雪の中で、湯と食事に身を委ねる宿
深い雪に包まれた冬の夜、乳頭温泉郷 鶴の湯温泉は、静かにそこに在った。灯りは控えめで、建物は雪に埋もれ、自己主張はほとんどない。だが一歩中に入ると、寒さとともに余計な緊張がすっとほどける。この宿は、最初から人を急かさない。
白い湯が、体をゆっくりほどいていく
鶴の湯の温泉は、見た目からして印象的だ。白く濁った湯は硫黄の香りをまとい、いかにも「効きそう」だが、実際に入ってみると刺激は強くない。肌当たりはやわらかく、包み込むように体を温めていく。
湯に浸かってしばらくすると、指先までじんわりと血が巡るのが分かる。芯から温まり、湯から上がっても寒さが追いかけてこない。いわゆる“派手な湯”ではないが、長く浸かっていられるのは、泉質の良さゆえだろう。
雪景色を眺めながら湯に身を沈めていると、外の冷気と湯の温もりが拮抗し、その境目が曖昧になる。温泉に「入る」というより、自然の中に溶け込んでいく感覚に近い。
山の宿らしい、素朴で確かな夕餉
夕食は、見た目だけなら質素と言っていい。だが、膳に並んだ料理を一つずつ口に運ぶと、その印象はすぐに変わる。

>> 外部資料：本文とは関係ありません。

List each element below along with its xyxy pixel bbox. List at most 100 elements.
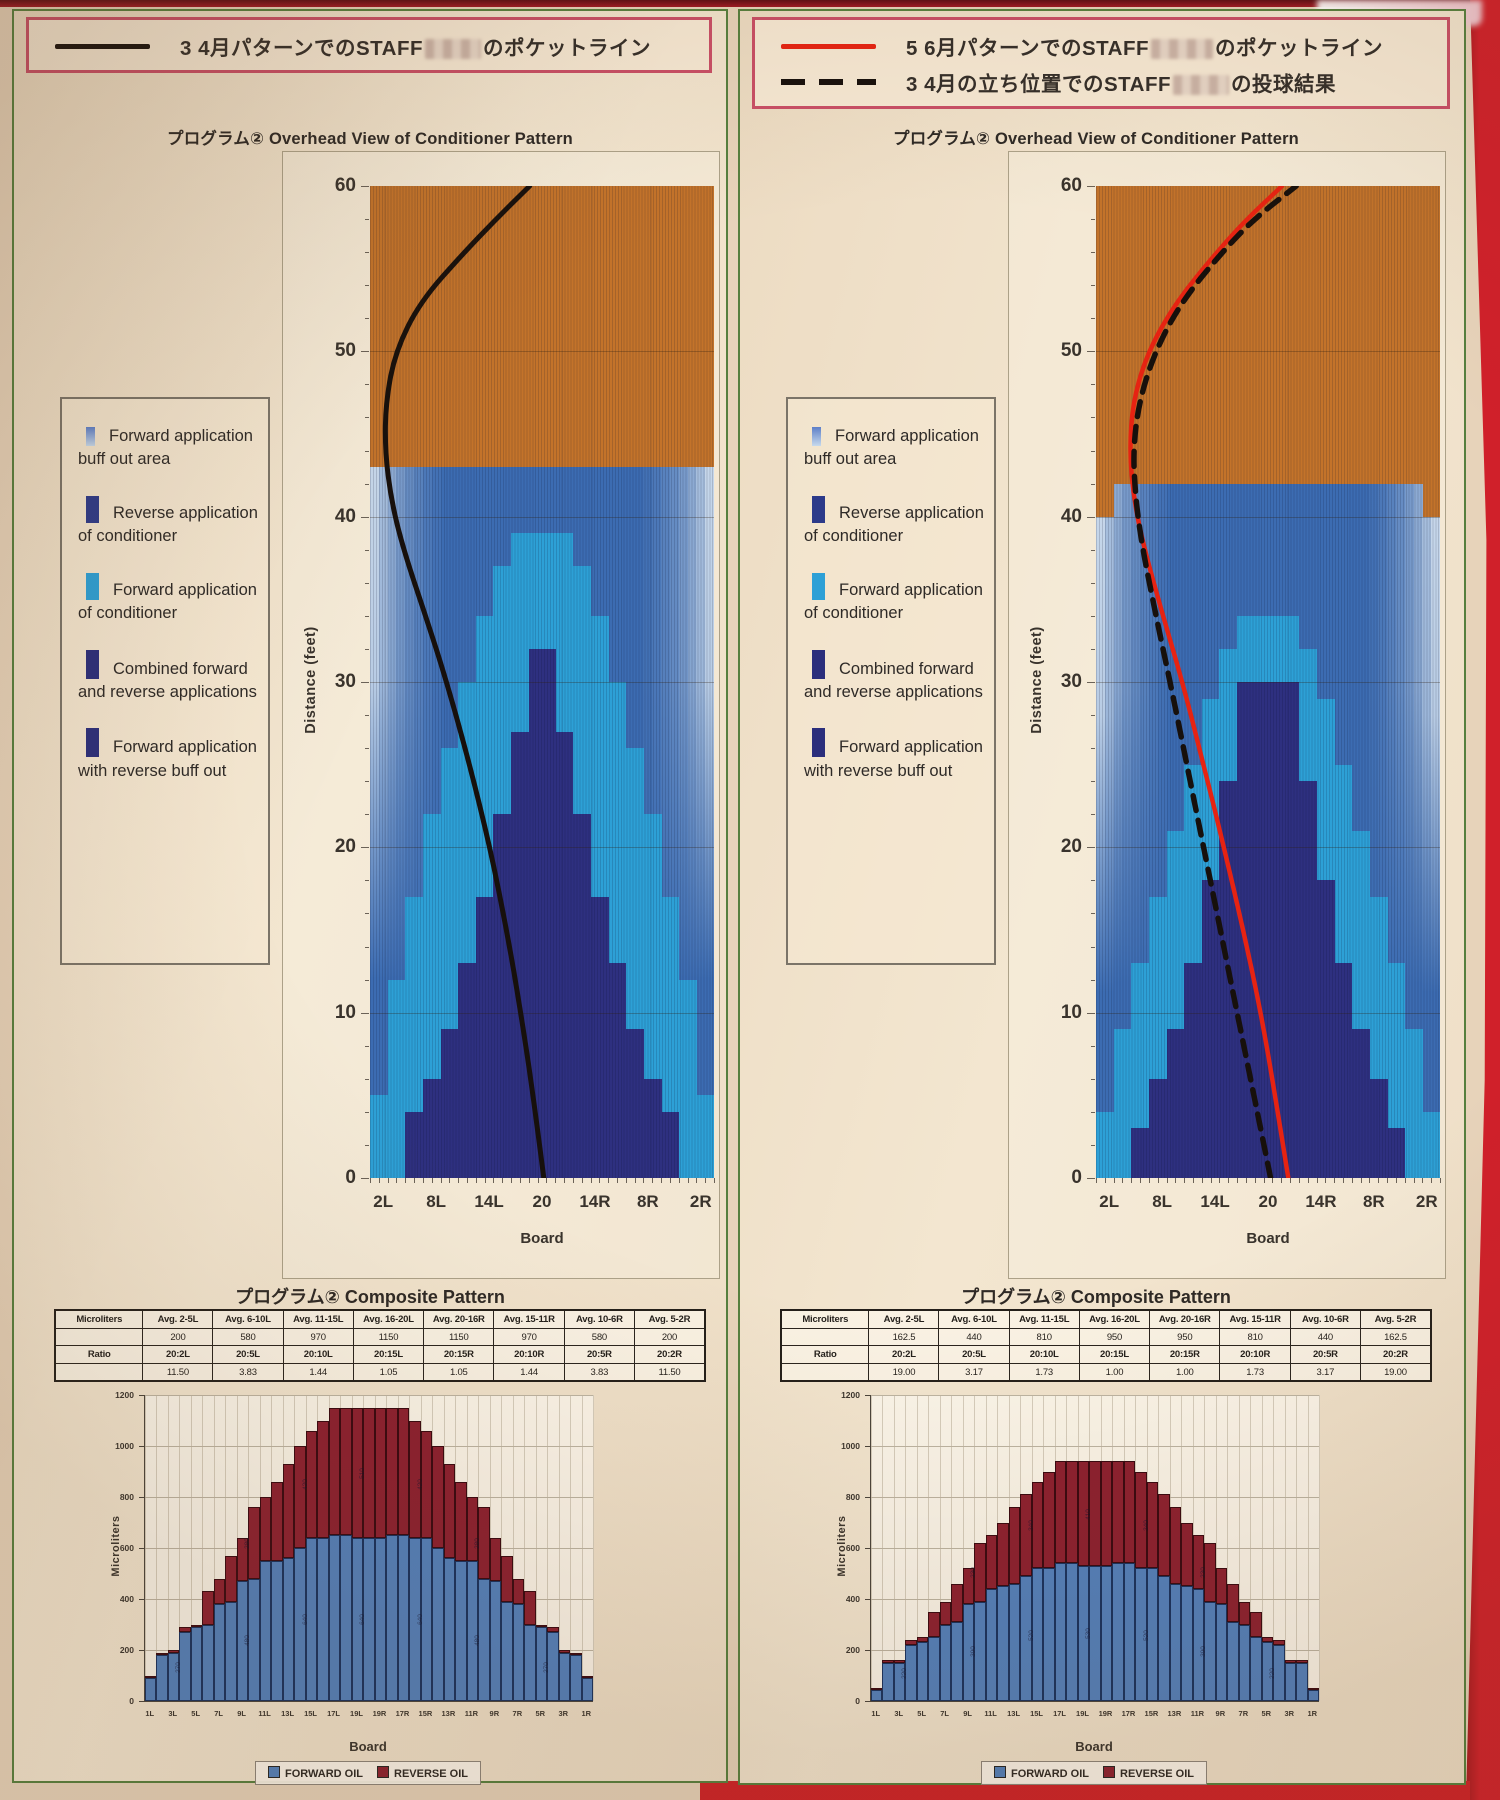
forward-oil-bar bbox=[1089, 1565, 1101, 1701]
table-ratio-row: 19.00 3.17 1.73 1.00 1.00 1.73 3.17 19.00 bbox=[780, 1363, 1432, 1382]
x-axis-tick-label: 11L bbox=[984, 1709, 997, 1718]
combined-oil-column bbox=[634, 1029, 644, 1178]
x-axis-tick-label: 13L bbox=[1007, 1709, 1021, 1718]
reverse-oil-bar bbox=[974, 1542, 986, 1602]
pattern-base-column bbox=[1378, 483, 1388, 1178]
legend-item-label: Forward application buff out area bbox=[804, 427, 979, 469]
x-axis-tick-label: 9R bbox=[1215, 1709, 1226, 1718]
bar-value-label: 640 bbox=[416, 1614, 424, 1626]
table-cell: 950 bbox=[1149, 1328, 1221, 1346]
x-axis-tick bbox=[1272, 1178, 1274, 1183]
combined-oil-column bbox=[1175, 1029, 1185, 1178]
x-axis-tick-label: 8L bbox=[426, 1192, 447, 1211]
combined-oil-column bbox=[493, 814, 503, 1178]
combined-oil-column bbox=[1201, 880, 1212, 1178]
table-cell: 20:15R bbox=[1149, 1345, 1221, 1364]
forward-oil-column bbox=[634, 748, 644, 1178]
x-axis-tick bbox=[1201, 1178, 1203, 1183]
gridline-horizontal bbox=[145, 1395, 593, 1396]
reverse-oil-bar bbox=[1238, 1601, 1251, 1625]
pattern-base-column bbox=[1122, 483, 1132, 1178]
combined-oil-column bbox=[1387, 1128, 1397, 1178]
x-axis-tick bbox=[687, 1178, 689, 1183]
y-axis-tick bbox=[365, 615, 369, 617]
combined-oil-column bbox=[546, 648, 556, 1178]
x-axis-tick bbox=[705, 1178, 707, 1183]
forward-oil-bar bbox=[340, 1535, 352, 1701]
pattern-base-column bbox=[687, 467, 697, 1178]
chart-legend: FORWARD OIL REVERSE OIL bbox=[870, 1761, 1318, 1785]
x-axis-tick-label: 1L bbox=[871, 1709, 881, 1718]
buff-out-gradient-column bbox=[687, 467, 697, 1178]
y-axis-tick-label: 30 bbox=[334, 671, 356, 692]
y-axis-tick bbox=[365, 384, 369, 386]
x-axis-tick bbox=[1148, 1178, 1150, 1183]
forward-oil-bar bbox=[882, 1662, 894, 1701]
forward-oil-bar bbox=[928, 1637, 940, 1701]
table-cell: Avg. 10-6R bbox=[1289, 1309, 1361, 1329]
pattern-base-column bbox=[1387, 483, 1397, 1178]
table-ratio-row: 11.50 3.83 1.44 1.05 1.05 1.44 3.83 11.50 bbox=[54, 1363, 706, 1382]
forward-oil-column bbox=[370, 1095, 380, 1178]
reverse-oil-bar bbox=[466, 1497, 479, 1561]
legend-item: Combined forward and reverse application… bbox=[78, 649, 260, 705]
buff-out-gradient-column bbox=[387, 467, 397, 1178]
x-axis-tick bbox=[1378, 1178, 1380, 1183]
table-cell: Avg. 2-5L bbox=[142, 1309, 214, 1329]
legend-swatch bbox=[812, 728, 825, 758]
combined-oil-column bbox=[1342, 963, 1353, 1178]
combined-oil-column bbox=[467, 963, 477, 1178]
program-number-label: プログラム② bbox=[961, 1287, 1066, 1307]
combined-oil-column bbox=[519, 731, 530, 1178]
legend-item: Forward application of conditioner bbox=[78, 572, 260, 626]
reverse-oil-bar bbox=[951, 1583, 963, 1622]
combined-oil-column bbox=[1395, 1128, 1406, 1178]
table-cell: Avg. 2-5L bbox=[868, 1309, 940, 1329]
reverse-oil-bar bbox=[905, 1639, 917, 1645]
forward-oil-bar bbox=[1054, 1563, 1067, 1701]
y-axis-tick bbox=[865, 1599, 870, 1600]
x-axis-tick bbox=[528, 1178, 530, 1183]
reverse-oil-bar bbox=[916, 1637, 929, 1643]
bar-value-label: 390 bbox=[970, 1646, 978, 1658]
photo-top-edge bbox=[0, 0, 1500, 7]
y-axis-tick bbox=[1091, 219, 1095, 221]
reverse-oil-bar bbox=[1054, 1461, 1067, 1564]
forward-oil-column bbox=[467, 682, 477, 1178]
y-axis-tick bbox=[365, 1144, 369, 1146]
combined-oil-column bbox=[1219, 781, 1229, 1178]
forward-oil-bar bbox=[213, 1604, 226, 1701]
x-axis-tick bbox=[1113, 1178, 1115, 1183]
forward-oil-column bbox=[1122, 1029, 1132, 1178]
reverse-oil-bar bbox=[478, 1507, 490, 1579]
x-axis-tick-label: 7R bbox=[512, 1709, 523, 1718]
forward-oil-column bbox=[1113, 1029, 1123, 1178]
x-axis-tick bbox=[1431, 1178, 1433, 1183]
forward-oil-column bbox=[1431, 1111, 1440, 1178]
reverse-oil-bar bbox=[190, 1624, 203, 1628]
forward-oil-bar bbox=[466, 1560, 479, 1701]
table-cell: 20:5L bbox=[212, 1345, 284, 1364]
y-axis-tick bbox=[361, 351, 369, 353]
microliters-ratio-table: Microliters Avg. 2-5L Avg. 6-10L Avg. 11-15… bbox=[780, 1309, 1432, 1382]
forward-oil-column bbox=[669, 896, 680, 1178]
x-axis-tick-label: 3L bbox=[894, 1709, 904, 1718]
combined-oil-column bbox=[449, 1029, 459, 1178]
table-cell: Avg. 20-16R bbox=[1149, 1309, 1221, 1329]
table-cell: 1.00 bbox=[1078, 1363, 1151, 1382]
table-cell: Avg. 5-2R bbox=[1359, 1309, 1432, 1329]
combined-oil-column bbox=[1298, 781, 1309, 1178]
forward-oil-column bbox=[1175, 830, 1185, 1178]
x-axis-tick-label: 15L bbox=[304, 1709, 318, 1718]
table-cell: Avg. 16-20L bbox=[352, 1309, 425, 1329]
table-cell: Microliters bbox=[54, 1309, 144, 1329]
pattern-base-column bbox=[387, 467, 397, 1178]
x-axis-tick-label: 3L bbox=[168, 1709, 178, 1718]
x-axis-tick-label: 19R bbox=[1098, 1709, 1113, 1718]
combined-oil-column bbox=[625, 1029, 636, 1178]
bar-value-label: 280 bbox=[474, 1537, 482, 1549]
combined-oil-column bbox=[1157, 1078, 1168, 1178]
x-axis-tick-label: 7L bbox=[940, 1709, 950, 1718]
forward-oil-column bbox=[1131, 963, 1141, 1178]
line-legend-box: 5 6月パターンでのSTAFF のポケットライン 3 4月の立ち位置でのSTAFF の… bbox=[752, 17, 1450, 109]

山菜はえぐみがなく、丁寧に下処理されている。煮物は濃すぎず、素材の味がはっきりと分かる。囲炉裏で焼かれた川魚は、皮が香ばしく、身はふっくらとしている。特別な味付けはないが、「これでいい」と自然に思える美味しさだ。
囲炉裏の火を眺めながら食べていると、食事そのものだけでなく、その時間がゆっくりと体に染み込んでいく。量も過不足なく、食後には満腹より先に満足が来る。
朝食が教えてくれる、宿の姿勢
翌朝の食事もまた、飾り気がない。焼き魚、豆腐、味噌汁、炊き立ての白飯。だが、どれもきちんと美味しい。派手な一品はなくとも、朝の体に無理なく収まり、自然と箸が進む。
豪華さではなく、「毎日でも食べられる味」を大切にしていることが伝わってくる。温泉で整えた体に、ちょうどよく寄り添う食事だった。
居心地の良さは、何も足さないことから生まれる
部屋で過ごす時間も、湯と食事の延長にある。畳に座り、雪を眺め、何もしないでいることが苦にならない。静かで、暖かく、過剰なサービスがない。だからこそ落ち着く。
鶴の湯は、「感動させよう」とはしてこない。
良い泉質、素朴で美味しい食事、静かな空間。それらを淡々と用意しているだけだ。その誠実さが、居心地の良さにつながっている。
それが、この宿の力なのだと思う。